4 . The ATID as recited in claim 3 , wherein the dynamic coupler includes a smart fluid and the processor operates one or more electromagnets of the dynamic coupler to increase viscosity of the smart fluid in the rigid mode to restrict the movement of the inner section relative to the outer housing.
5 . The ATID as recited in claim 3 , wherein the dynamic coupler includes fluid cavities defined by the inner section and the outer housing and at least one spring in each of the fluid cavities, wherein the processor operates one or more electromagnets of the dynamic coupler to restrict the movement of the inner section relative to the outer housing by changing a volume of the fluid cavities and a compression of the at least one spring.
6 . The ATID as recited in claim 3 , wherein the dynamic coupler includes a fluid, fluid cavities defined by the inner section and the outer housing, and a flow controller that controls flow of the fluid between the fluid cavities, wherein the processor operates the flow controller to restrict the movement of the inner section relative to the outer housing in the rigid mode.

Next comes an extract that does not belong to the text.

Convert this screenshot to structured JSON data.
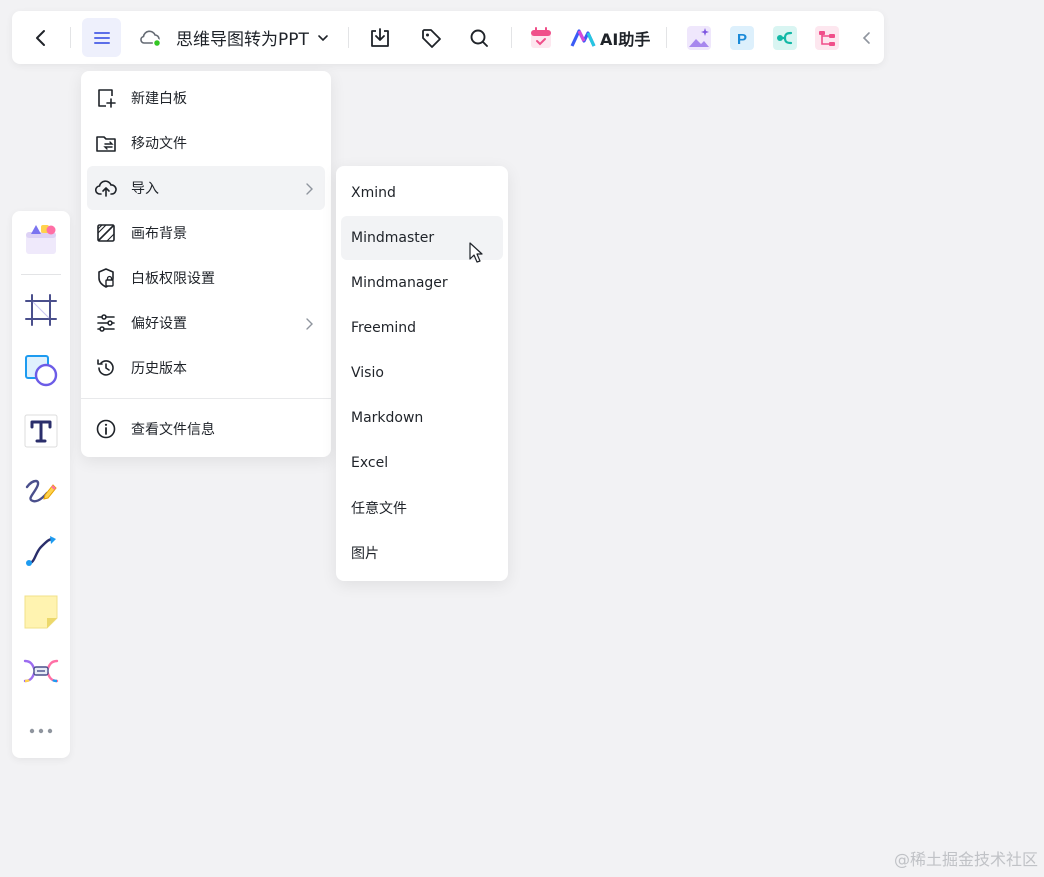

7 . The ATID as recited in claim 3 , wherein the dynamic coupler includes a clutch and the processor operates the clutch to restrict the movement of the inner section relative to the outer housing in the rigid mode.
8 . The ATID as recited in claim 3 , wherein the dynamic coupler includes electromagnets operable by the processor, permanent magnets, or a combination thereof that assist in restricting the movement of the inner section relative to the outer housing in the rigid mode.
9 . The ATID as recited in claim 1 , wherein the dynamic coupler includes an outer housing, an inner section, fluid cavities defined by the outer housing and the inner section, and fluid located in the fluid cavities that couples the inner section to the outer housing, wherein the inner section corresponds to the first portion of the BHA, the outer housing corresponds to the second portion of the BHA, and the first portion includes the drill bit.
10 . The ATID as recited in claim 1 , wherein the processor is configured to switch between the different coupling modes using a switching time interval that is less than a resonance time interval for the BHA to achieve a resonance frequency associated with either of the different coupling modes.
11 . The ATID as recited in claim 10 , wherein the switching time interval is fixed.
12 . The ATID as recited in claim 1 , wherein one of the different coupling modes includes a normal mode, wherein the processor does not switch between the different coupling modes in the normal mode.
13 . A bottom hole assembly (BHA), comprising:
a drill bit; and an active torsional isolator and damper (ATID) that connects a first portion of the BHA to a second portion of the BHA using a fluid according to different coupling modes and changes a resonance frequency of the BHA by switching between the different coupling modes during drilling by the drill bit, wherein the first portion includes the drill bit.
14 . The BHA as recited in claim 13 , wherein the ATID includes a dynamic coupler configured to connect the first and second portions of the BHA, wherein one or more components of the dynamic coupler are changed when switching between the different coupling modes.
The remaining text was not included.